February 20

HOPE MONTH: DAY 20: “We must accept finite disappointment, but never lose infinite hope.” ― Martin Luther King Jr.

As I wrote before, maturity and recovery show us how we deal with disappointment. It is something that every one of us will experience many times in the course of a day, week, month, year and lifetime. Over and over again. How well we navigate that shows us and the world around us who we are.

And we cannot allow life’s disappointing moments to discourage us or make us stop hoping for good things to happen in the future.

We all experience the death of family and friends, loved ones and acquaintances. Death is the only common thread we all share. One death may hit us more deeply than another. I am an animal lover and have been hit with the death of parents, cousins, my husband, many friends and acquaintances, several boyfriends, and an adopted child. These were difficult and painful, but so has been the loss of dozens of cats and dogs and other animals. I have had so many over the years, I do not know how many for sure. Some have been much more challenging to accept than others.

We all get these experiences. It is part of life, the biggest part. Whatever we can see with our eyes or our other senses is becoming closer to death all the time. Acceptance and hope go hand in hand. If I learn to accept well, there is always going to be a great amount of hope for me.

The thing that makes it all more painful or difficult is the idea that it  is personal. That we are the only ones who feel it, or that we feel it more than anyone else. While we may lose someone in a significant relationship, it is not necessary to quantify that feeling and compare it to another’s.

I lost a lot of people quite “young.” I am grateful for that experience, because it was unexpected for them to be gone at 13 or 15 or 17. It was so sad. I was so unprepared. My father died very “young,” and I was “too young” to know how to deal with that. It  prepared me for significant losses later in life, still “too young.” As if there is a determined amount of time we are here to receive or live.

People use these terms as if there is a set amount of time for a lifetime. We make this shit up and then try to get life to go by these terms. It never, ever works.  And yet, egos as big as the state of Alaska, we keep trying to make it happen. Then we are devastated by the “loss” we feel when our demands are not met.

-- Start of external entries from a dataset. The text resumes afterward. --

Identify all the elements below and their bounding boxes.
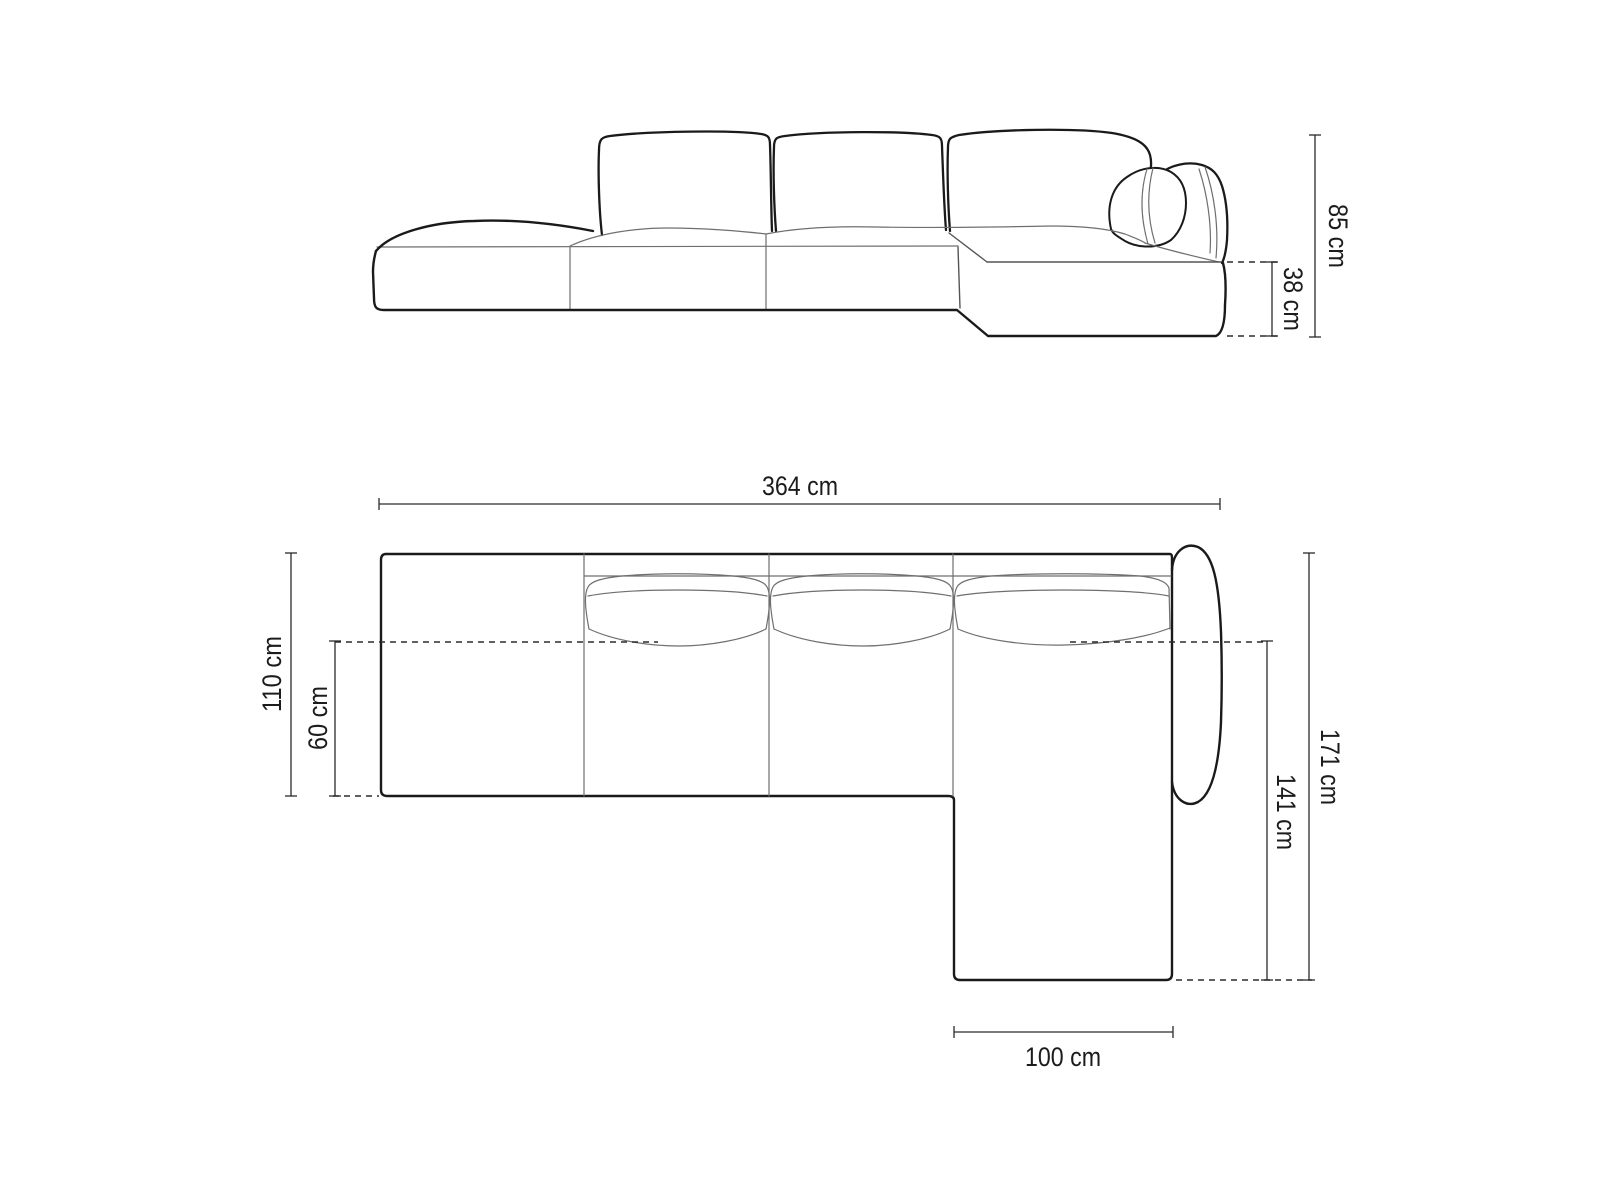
dim-label-100cm: 100 cm <box>1025 1042 1101 1072</box>
dim-label-60cm: 60 cm <box>303 686 333 750</box>
dim-label-141cm: 141 cm <box>1271 774 1301 850</box>
dimension-chaise-length: 141 cm <box>1070 641 1312 980</box>
top-plan-view: 364 cm 110 cm 60 cm 171 cm <box>257 471 1345 1072</box>
dim-label-38cm: 38 cm <box>1278 267 1308 331</box>
front-elevation-view: 85 cm 38 cm <box>373 130 1353 337</box>
back-cushion-2 <box>774 132 946 231</box>
plan-seat-cushion-3 <box>954 574 1170 645</box>
dim-label-364cm: 364 cm <box>762 471 838 501</box>
dimension-diagram: 85 cm 38 cm <box>0 0 1600 1200</box>
dimension-seat-depth: 60 cm <box>303 641 658 796</box>
dimension-total-height: 85 cm <box>1309 135 1353 337</box>
seat-front-top-edge <box>377 246 958 247</box>
dim-label-110cm: 110 cm <box>257 636 287 712</box>
corner-seat-diagonal-edge <box>949 233 987 262</box>
dimension-chaise-width: 100 cm <box>954 1026 1173 1072</box>
dimension-total-length: 364 cm <box>379 471 1220 510</box>
dim-label-85cm: 85 cm <box>1323 204 1353 268</box>
plan-seat-cushion-1 <box>585 574 769 646</box>
dimension-base-height: 38 cm <box>1227 262 1308 336</box>
dimension-right-side-depth: 171 cm <box>1303 553 1345 980</box>
dim-label-171cm: 171 cm <box>1315 729 1345 805</box>
corner-base-vertical-edge <box>958 247 960 308</box>
sofa-front-drawing <box>373 130 1227 336</box>
sofa-base-outline <box>373 251 1226 336</box>
side-bolster-plan <box>1172 546 1222 804</box>
back-cushion-1 <box>599 132 772 235</box>
plan-body-outline <box>381 554 1172 980</box>
sofa-plan-drawing <box>381 546 1222 980</box>
plan-seat-cushion-2 <box>770 574 953 646</box>
dimension-total-depth: 110 cm <box>257 553 297 796</box>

Hope is NOT about forcing the Universe to spin according to our demands. It is all about how we crawl out from under the debris of our demands when life is what it is; and we are not able to meet it face-to-face because we do not know how to do that. Hope comes in when we are facedown in the wreckage of our will and are given a hand up that we did not even know could come.

THAT is what Step 2 is all about. We come to believe. Not right away.  Most of us spend some time trying to manipulate life to fit our demands; some never give up and never find any happiness, whether they are loaded or not. We begin to hope, then we do the work. Then we believe. It happens like that. But that initial hope is a beautiful thing. Life is short, so many people will die today. And most of them, sadly, never got a chance to really live. I hope it isn’t your story.

Published by: Kelly

I am a therapist and counselor with long-term recovery from addictions and personal trauma. My writing reflects these experiences and the road I have traveled in 12-Step recovery settings, along with the work I have done for over 30 years in the field. My love of dolphins includes the stories of them being healers in places all over the world. I long to offer every broken spirit and body the experience of a healing hug. May my words and stories inform, uplift and delight your spirit and soothe your weary heart.